Smoking in Los Angeles is pretty much prohibited everywhere other than your own home. As I’m not a smoker, it hasn’t disrupted me at all, and in fact has made going out to dinner and bars more pleasant. I know so few people who smoke these days. Because of that, when I am around it, it’s quite apparent.
What’s funny, is that growing up I was around smokers ALL THE TIME. My dad smoked, my grandparents smoked, my cousins smoked, and so much of the general public smoked. The smoke smell was just a part of my life. I’d have friends comment about smelling smoke on people or places. Up until the last ten or 15 years, I had no idea what they were talking about. Now that, due to health reasons or laws, less people smoke and there are fewer places to smoke, I know what clean air smells like. I am also quite aware when I am around smoking now.
It’s so rare nowadays to have students come to school smelling like smoke, but when one does they are easy to identify. I used to be that kid. I’m sure I wasn’t the only one back in the day, but I was still that kid who came to school emitting smoke fumes.
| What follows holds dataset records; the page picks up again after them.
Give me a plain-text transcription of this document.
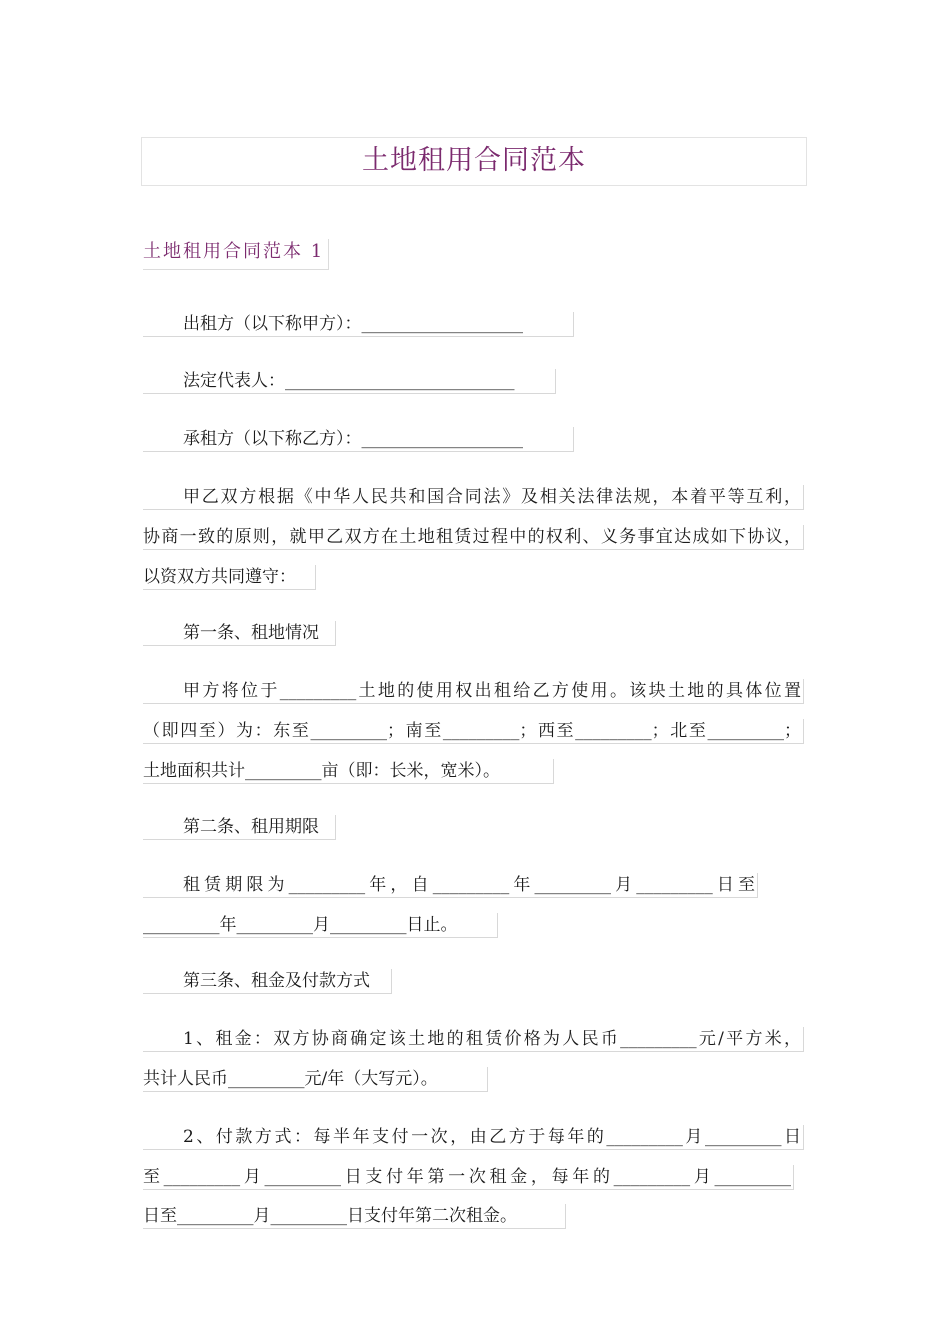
土地租用合同范本
土地租用合同范本 1
出租方（以下称甲方）：___________________
法定代表人：___________________________
承租方（以下称乙方）：___________________
甲乙双方根据《中华人民共和国合同法》及相关法律法规，本着平等互利，
协商一致的原则，就甲乙双方在土地租赁过程中的权利、义务事宜达成如下协议，
以资双方共同遵守：
第一条、租地情况
甲方将位于_________土地的使用权出租给乙方使用。该块土地的具体位置
（即四至）为：东至_________；南至_________；西至_________；北至_________；
土地面积共计_________亩（即：长米，宽米）。
第二条、租用期限
租赁期限为_________年，自_________年_________月_________日至
_________年_________月_________日止。
第三条、租金及付款方式
1、租金：双方协商确定该土地的租赁价格为人民币_________元/平方米，
共计人民币_________元/年（大写元）。
2、付款方式：每半年支付一次，由乙方于每年的_________月_________日
至_________月_________日支付年第一次租金，每年的_________月_________
日至_________月_________日支付年第二次租金。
Our house, car, clothes, hair, everything was smoky. The food we ate tasted like smoke. I also had terrible allergies and asthma growing up in a smoker’s home.
Even though I do not look down upon anyone who is a smoker (I’ve seen my fair share of successful and failed attempts to quit smoking and know it’s terribly hard to quit), it is rather nice to not smell that way anymore. The smoky smell brings back a lot of childhood memories (both good and bad), but it also reminds me that I’m glad I breath relatively clean air most of the time.